Swedish newcomer Alicia Vikander has a face and screen presence the camera loves, writes Geoffrey Macnab
Twenty-three-year-old Swedish actress Alicia Vikander has been earning rave reviews for her role as Kitty in Joe Wright's Anna Karenina. Vikander is on screen for far less time than Keira Knightley's Anna but some critics are suggesting she outshone the British star. "Modulates stunningly from flighty impulse to a chastened, trembling realisation of what love can mean," enthused one British paper - and it's true, Vikander undergoes a startling transformation during the film. In the early scenes, flirting with Vronsky, whom she hopes will marry her, Vikander's Kitty is a flighty, immature coquette. She seems oblivious to the unhappiness she causes Levin, her suitor from the country she so casually brushes off. She is very pretty, very immature. However, later on, in the frozen limits of Russia tending the ill, Kitty shows steeliness and tenderness. There is more to her - and to the actress who plays her - than we could have guessed.
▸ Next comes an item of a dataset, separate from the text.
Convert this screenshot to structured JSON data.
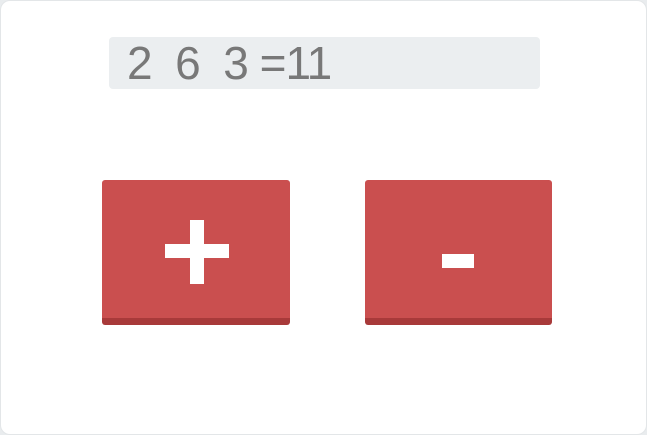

"From tomboy to temptress, from street kid to secretary, Vikander shows a sheer range in her big-screen debut that's utterly hypnotic," the jury that chose her as a "Shooting Star" at the Berlin Festival last year observed of her performance in her 2010 film, Lisa Langseth's Pure. In the film, she plays a young woman from a troubled background "prepared to do whatever it takes to acquire a new identity."
Directors and cinematographers who have worked with her talk of her extraordinary screen presence. Her voice, too, is utterly distinctive - lower and more powerful than you would expect "I think Alicia has something which is very uncommon. Maybe it's a cliche but I think it's true that some people have faces that the camera loves. You can look at her face and you can see so many different levels of her soul at the same time," Langseth says of Vikander's qualities. "Her face tells a story in every picture."
When I meet the young actress at a film festival lunch where she and Langseth are announcing their new film, Hotel, the young Swede doesn't exactly seem the new Greta Garbo. Dressed in jeans and a black T-shirt, she is friendly and politely spoken but comes across more the girl-next-door type than the aloof diva. She isn't surrounded by a phalanx of agents and publicists. She chats away happily about meeting Tom Stoppard, one of her idols, on the first day of shooting Anna Karenina, and of her admiration for the film's British director, Joe Wright.